Die Mitglieder des Rates stammten überwiegend aus dem ortsansässigen Adel. Ihre Adelshöfe lagen – wie bereits erwähnt – in einem Halbkreis am Stadtrand nahe der Ringmauer. Sobernheims Einwohnerzahl in der frühen Neuzeit wird auf ca. 800 Personen geschätzt. Der größte Teil von ihnen lebte von der Landwirtschaft, dem Weinbau und der Viehzucht. Den zweitgrößten Anteil der Bevölkerung stellten die Handwerkerfamilien, welche sich bei genügender Anzahl in den einzelnen Berufssparten anfangs in Bruderschaften, später in Zünften zusammenschlossen. Eine weitere bedeutende Berufsgruppe bildeten die Händler. Der Sobernheimer Markt war bedeutend für das gesamte Umland. Noch heute erinnert das erhaltene offizielle Normalmaßeisen am Portal der Matthiaskirche an die „Sobernheimer Elle“. [Anm. 9]

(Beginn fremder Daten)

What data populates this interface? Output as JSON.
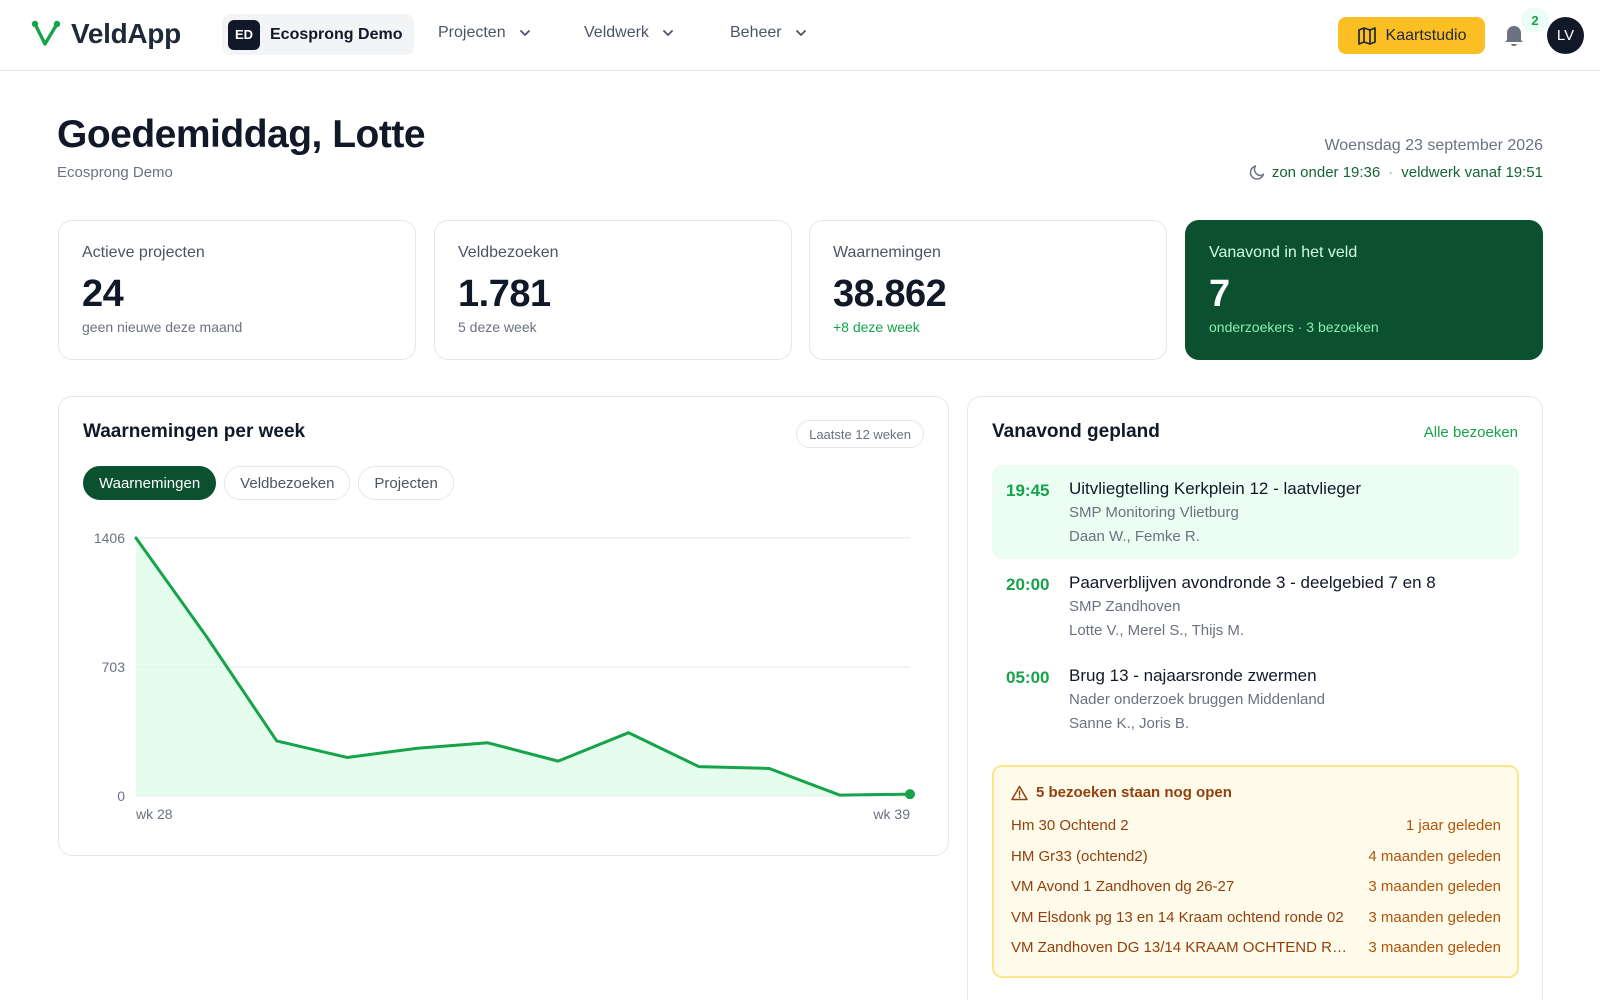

Infolge der Stadterhebung erlaubte der Mainzer Erzbischof die Ansiedlung von sogen. „landesherrlichen Schutzjuden“. Der älteste urkundliche Beleg stammt aus dem Jahre 1301. In der Regel waren es vier Haushalte. Sie besaßen einen Versammlungsraum, in dem sie ihre Gottesdienste feierten, ihre Versammlungen abhielten und die Jugendlichen im mosaischen Glauben unterrichteten. Das Haus, in dem sich der Betraum befand, wurde noch in einem 1616 verfassten Schriftstück als „alte Judenschule“ bezeichnet, obgleich zu dieser Zeit keine Juden mehr in Sobernheim wohnten und das Gebäude längst in den Besitz von Christen übergegangen war. [Anm. 10]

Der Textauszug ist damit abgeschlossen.